Atrial septal defects (ASD) are the most commonly recognized congenital cardiac anomalies. This defect is in the upper chambers (atrium) of the heart. The wall separating the right and left chambers is partially or entirely missing.

There are four basic types of ASD’s.

  • Ostium Secundum Defect - the most common but least serious.
  • Ostium Primum Defect - also known as an endocardial cushion defect because it shares the same tissue as nearby valves, i.e., mitral and tricuspid.
  • Sinus Venosus Defect - refers to the posterior aspect of the septum close to the superior vena cava, and near the pulmonary veins. This is commonly referred to as a partially anomalous pulmonary venous defect.
  • Coronary Sinus Septal Defect - also known as an unroofed coronary sinus and is the least common of the ASD’s.

Surgical Procedure

The most common approach to closing this defect is by a transcatheter approach. This technique is done by placing a catheter into the vein and guiding it into the heart to deliver a device (plug).
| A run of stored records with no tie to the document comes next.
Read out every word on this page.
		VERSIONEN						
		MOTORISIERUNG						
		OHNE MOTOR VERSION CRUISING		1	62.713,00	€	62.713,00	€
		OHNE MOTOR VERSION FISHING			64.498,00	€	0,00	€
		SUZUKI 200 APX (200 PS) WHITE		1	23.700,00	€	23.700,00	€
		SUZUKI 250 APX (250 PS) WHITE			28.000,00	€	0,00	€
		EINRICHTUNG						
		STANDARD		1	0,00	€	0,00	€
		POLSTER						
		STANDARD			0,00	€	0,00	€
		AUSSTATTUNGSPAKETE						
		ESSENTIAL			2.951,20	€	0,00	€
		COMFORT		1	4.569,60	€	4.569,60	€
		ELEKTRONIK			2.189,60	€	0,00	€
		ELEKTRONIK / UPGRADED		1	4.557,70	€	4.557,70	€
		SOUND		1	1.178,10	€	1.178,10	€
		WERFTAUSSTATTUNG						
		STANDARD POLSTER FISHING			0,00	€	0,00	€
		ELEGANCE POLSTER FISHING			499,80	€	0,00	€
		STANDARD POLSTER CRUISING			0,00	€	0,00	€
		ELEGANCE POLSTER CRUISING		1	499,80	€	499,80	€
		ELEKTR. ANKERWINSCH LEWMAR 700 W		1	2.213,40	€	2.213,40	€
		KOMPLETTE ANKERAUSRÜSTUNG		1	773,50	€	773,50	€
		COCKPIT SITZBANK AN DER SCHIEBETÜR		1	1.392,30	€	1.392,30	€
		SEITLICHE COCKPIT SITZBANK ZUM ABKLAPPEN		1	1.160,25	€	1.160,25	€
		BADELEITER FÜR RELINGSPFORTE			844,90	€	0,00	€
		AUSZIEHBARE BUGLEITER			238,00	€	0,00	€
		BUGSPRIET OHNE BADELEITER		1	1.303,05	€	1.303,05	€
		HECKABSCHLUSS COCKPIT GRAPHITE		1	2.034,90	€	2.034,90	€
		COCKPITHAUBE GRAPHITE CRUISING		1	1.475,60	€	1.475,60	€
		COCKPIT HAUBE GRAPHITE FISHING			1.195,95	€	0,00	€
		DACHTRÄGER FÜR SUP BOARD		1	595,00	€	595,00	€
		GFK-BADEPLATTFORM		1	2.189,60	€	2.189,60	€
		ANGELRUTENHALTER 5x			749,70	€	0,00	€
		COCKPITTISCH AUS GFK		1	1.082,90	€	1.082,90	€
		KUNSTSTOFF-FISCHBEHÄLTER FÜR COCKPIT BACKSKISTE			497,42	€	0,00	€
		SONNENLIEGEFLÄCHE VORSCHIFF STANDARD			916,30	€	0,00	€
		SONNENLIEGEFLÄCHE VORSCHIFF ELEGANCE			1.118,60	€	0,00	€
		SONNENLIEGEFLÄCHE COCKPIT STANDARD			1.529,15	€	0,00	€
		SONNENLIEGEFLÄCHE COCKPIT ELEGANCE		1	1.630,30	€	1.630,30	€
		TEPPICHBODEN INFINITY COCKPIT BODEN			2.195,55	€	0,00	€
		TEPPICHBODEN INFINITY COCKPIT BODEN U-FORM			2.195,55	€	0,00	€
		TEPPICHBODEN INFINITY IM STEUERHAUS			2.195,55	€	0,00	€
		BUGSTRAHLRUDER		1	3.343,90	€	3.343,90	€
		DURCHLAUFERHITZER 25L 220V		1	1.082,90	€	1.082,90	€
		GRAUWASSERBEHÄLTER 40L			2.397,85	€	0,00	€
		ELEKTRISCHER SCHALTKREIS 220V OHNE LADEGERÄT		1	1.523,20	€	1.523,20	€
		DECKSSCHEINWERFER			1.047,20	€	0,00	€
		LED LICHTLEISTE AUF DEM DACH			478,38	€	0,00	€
In some cases, there is no adequate rim of tissue to place the device; in those instances, the child if referred for surgical consideration. The surgical approach can vary from a standard midline incision to a small anterior thoracotomy approach and robotically-assisted. The most common surgical technique to closing the defect is with a patch of material, either biologic or synthetic. Operative and cross-clamp times are very short and frequently, the child is extubated on the table.

Postoperative Expectations

This procedure has a low complication rate in patients with uncomplicated atrial septal defects. Children are usually transferred to the ICU without an endotracheal tube. Invasive monitoring and limited surgical drains are present. Few patients require anything more than volume support and pain control.

Expected Length of Stay

The usual hospital stay is 3-5 days.